Nina Ann felt she failed her own version of “The Empathy Exams,” a phrase used to describe the training some medical schools employ in assessing the effectiveness of Dr-patient relationship skills. I felt her self-rated failure to understand PN was overly critical. Nina Ann was a very empathic person. Her self-reflection was evidence of her sensitivity to others. Developing peripheral neuropathy gave her improved ability to gauge her level of pain relative to others and in so doing, more deeply understanding the other, a form of useful social comparison. It is likely we all have an internal “rating scale” for another’s experience and use it to judge suffering which in turn can activate a certain level of empathic response. Nina Ann established a new threshold for her empathy after her personal encounter with peripheral neuropathy. Her self-observation of deficiency was a testament to her flexibility and openness, both skills useful in developing an empathic connection.  
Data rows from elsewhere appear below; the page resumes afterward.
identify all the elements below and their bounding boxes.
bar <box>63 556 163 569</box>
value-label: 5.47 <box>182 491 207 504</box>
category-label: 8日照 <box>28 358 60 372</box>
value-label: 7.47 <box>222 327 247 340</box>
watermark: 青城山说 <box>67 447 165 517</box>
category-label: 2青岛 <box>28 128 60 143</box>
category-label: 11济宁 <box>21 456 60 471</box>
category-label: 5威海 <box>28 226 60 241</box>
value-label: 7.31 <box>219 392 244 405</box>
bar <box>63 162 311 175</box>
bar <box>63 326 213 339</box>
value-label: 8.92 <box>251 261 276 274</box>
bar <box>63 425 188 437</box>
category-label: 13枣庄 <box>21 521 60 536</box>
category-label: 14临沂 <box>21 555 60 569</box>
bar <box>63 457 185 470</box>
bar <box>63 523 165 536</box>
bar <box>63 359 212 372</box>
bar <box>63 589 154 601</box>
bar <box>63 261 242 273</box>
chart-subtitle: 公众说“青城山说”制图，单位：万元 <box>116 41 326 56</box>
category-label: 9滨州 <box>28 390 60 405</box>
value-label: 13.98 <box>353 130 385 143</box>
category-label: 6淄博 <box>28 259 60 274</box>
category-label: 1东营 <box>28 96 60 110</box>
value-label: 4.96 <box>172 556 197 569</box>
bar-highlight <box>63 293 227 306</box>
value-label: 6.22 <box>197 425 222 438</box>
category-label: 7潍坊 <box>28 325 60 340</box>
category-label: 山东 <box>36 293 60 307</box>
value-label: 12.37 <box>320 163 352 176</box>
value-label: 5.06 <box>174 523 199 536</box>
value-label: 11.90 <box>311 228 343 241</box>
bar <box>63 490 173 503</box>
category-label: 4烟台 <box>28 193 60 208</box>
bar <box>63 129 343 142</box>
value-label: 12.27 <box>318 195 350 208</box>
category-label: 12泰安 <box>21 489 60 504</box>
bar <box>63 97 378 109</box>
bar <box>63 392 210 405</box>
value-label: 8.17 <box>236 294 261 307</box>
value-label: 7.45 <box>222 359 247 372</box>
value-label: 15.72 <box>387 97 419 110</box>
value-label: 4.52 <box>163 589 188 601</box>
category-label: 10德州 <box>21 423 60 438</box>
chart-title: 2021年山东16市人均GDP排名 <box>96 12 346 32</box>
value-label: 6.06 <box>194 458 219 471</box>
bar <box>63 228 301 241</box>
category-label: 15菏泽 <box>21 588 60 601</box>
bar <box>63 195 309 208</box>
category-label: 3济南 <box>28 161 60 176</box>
What does it take to be “properly empathic”? An open heart and mind that can imagine the experience of the other and express that connection verbally and nonverbally. Simply stated, becoming properly empathic means listening carefully and responding thoughtfully.

Recent Comments

  1. karen Crowley Metzinger

    Harnessing the power of listening and responding with empathy is life changing.

    I have read your books and find them inspiring and motivational. The empathy you feel for others overflows on each page.

    Thank you, Dr. McQuellon, for sharing your thoughtful research and insights on such a meaningful and universal topic.